A pesquisa Desigualdades Sociais por Cor ou Raça no Brasil, divulgada pelo Instituto Brasileiro de Geografia e Estatística (IBGE), em 11 de Novembro último, mostra que a proporção de pessoas pobres no país sul-americano era de 18,6% entre os brancos, em 2021, e praticamente o dobro entre os pretos (34,5%) e pardos (38,4%), que compõem a população negra.
Outros estados
O Maranhão vive actualmente um «apagão» de dados referentes à raça das vítimas, pelo que a Rede de Observatórios da Segurança, aferindo que 87 pessoas foram mortas pelas polícias, se viu impossibilitada de obter dados quanto à «cor da pele».

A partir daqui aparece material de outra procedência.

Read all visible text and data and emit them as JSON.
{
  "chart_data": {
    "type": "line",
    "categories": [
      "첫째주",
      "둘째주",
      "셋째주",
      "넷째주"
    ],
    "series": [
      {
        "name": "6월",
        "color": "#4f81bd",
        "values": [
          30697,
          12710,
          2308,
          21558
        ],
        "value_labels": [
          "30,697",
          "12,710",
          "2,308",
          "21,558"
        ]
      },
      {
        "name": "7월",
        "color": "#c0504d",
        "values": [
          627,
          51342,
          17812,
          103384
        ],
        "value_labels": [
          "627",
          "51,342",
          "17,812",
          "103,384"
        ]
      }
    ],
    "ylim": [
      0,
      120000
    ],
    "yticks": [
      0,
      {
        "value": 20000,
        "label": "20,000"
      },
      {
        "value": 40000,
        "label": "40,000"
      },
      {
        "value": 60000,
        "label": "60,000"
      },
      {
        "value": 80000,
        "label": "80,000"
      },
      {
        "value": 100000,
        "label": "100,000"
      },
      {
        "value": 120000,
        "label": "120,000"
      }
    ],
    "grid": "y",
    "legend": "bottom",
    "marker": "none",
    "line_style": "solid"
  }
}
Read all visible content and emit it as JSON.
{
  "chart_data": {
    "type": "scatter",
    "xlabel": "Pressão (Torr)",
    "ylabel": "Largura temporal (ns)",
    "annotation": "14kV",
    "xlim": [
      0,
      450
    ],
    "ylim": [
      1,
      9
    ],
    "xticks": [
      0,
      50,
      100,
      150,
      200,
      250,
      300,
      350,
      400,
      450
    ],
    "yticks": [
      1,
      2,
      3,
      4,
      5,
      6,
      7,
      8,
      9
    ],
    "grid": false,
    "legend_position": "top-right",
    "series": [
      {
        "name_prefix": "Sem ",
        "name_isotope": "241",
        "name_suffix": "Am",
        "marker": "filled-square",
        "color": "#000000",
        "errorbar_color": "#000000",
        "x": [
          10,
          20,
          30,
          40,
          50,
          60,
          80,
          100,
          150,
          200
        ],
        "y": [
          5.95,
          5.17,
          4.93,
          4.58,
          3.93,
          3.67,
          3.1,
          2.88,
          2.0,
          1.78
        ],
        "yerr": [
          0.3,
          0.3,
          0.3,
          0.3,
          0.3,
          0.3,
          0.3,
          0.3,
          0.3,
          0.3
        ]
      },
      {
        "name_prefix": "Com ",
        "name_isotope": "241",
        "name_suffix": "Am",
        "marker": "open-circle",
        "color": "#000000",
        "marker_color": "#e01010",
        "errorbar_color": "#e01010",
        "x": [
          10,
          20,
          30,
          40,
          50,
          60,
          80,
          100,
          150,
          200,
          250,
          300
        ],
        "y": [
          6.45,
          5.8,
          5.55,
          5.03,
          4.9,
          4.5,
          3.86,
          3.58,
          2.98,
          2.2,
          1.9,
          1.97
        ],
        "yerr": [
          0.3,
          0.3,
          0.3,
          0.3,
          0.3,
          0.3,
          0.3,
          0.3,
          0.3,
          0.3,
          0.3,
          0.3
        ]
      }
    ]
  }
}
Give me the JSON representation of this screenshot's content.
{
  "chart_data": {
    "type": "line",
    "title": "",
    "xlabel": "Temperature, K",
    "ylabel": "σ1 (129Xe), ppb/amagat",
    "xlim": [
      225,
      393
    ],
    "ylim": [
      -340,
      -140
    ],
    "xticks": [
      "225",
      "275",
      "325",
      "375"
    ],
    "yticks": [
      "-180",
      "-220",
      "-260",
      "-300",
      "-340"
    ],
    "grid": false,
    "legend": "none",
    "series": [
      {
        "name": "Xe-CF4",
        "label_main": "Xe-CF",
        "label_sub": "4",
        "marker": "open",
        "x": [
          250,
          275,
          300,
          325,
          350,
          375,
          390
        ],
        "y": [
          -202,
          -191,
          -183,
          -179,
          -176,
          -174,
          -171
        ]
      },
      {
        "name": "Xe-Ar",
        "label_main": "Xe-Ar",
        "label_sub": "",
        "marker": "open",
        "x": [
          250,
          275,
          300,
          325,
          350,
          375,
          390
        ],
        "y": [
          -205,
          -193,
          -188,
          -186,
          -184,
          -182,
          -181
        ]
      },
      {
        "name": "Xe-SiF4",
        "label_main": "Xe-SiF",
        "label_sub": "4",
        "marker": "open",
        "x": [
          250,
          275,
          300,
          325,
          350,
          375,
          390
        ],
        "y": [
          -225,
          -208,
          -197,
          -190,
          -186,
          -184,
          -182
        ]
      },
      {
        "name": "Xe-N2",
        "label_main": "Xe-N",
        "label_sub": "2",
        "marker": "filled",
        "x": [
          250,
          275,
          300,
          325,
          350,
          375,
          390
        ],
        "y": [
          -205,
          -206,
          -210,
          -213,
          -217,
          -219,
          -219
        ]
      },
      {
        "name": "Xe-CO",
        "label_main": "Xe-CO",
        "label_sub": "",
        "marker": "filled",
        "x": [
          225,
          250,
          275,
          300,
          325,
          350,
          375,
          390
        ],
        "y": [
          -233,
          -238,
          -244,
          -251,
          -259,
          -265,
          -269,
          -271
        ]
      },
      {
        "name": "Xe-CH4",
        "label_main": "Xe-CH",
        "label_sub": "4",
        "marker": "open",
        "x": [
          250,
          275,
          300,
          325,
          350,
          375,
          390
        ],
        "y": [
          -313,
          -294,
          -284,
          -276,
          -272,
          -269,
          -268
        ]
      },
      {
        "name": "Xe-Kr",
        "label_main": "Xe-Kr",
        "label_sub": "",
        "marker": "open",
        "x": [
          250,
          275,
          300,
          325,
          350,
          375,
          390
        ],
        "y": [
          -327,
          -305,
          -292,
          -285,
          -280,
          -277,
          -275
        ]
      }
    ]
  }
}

Um caso semelhante é o do Ceará, onde o poder público não identificou a cor da vítima da violência policial em 69% das ocorrências. Nos restantes 31%, 92% dos mortos eram negros.
Em Pernambuco, 96,3% dos mortos pela Polícia Militar do estado são negros, o que equivale a 101 vítimas (face a quatro brancos). No município do Recife, a totalidade dos mortos em resultado da intervenção de agentes policiais era negra.
No Piauí, das 32 pessoas mortas por agentes de segurança pública em 2021, 24 eram negras, o que representa 75%.
Por último, em São Paulo, a Rede de Observatórios da Segurança registou 480 morte por acção policial, sendo negras 330 das vítimas (cerca de 69%). Trata-se do único estado que assistiu a um decréscimo de letalidade policial nos últimos meses, algo que, segundo a organização, poderá estar em parte relacionado com o programa Olho Vivo, implementado pelo governador João Doria, que decretou a utilização de câmaras nos uniformes dos agentes.
Bruno Paes Manso considera que a política tem produzido resultados importantes e, por isso, deve ser implementada noutros estados. Desde que o programa Olho Vivo começou a funcionar, a 1 de Agosto de 2020, a letalidade da acção da Polícia paulista caiu 72%, segundo os dados da Secretaria de Segurança Pública estadual.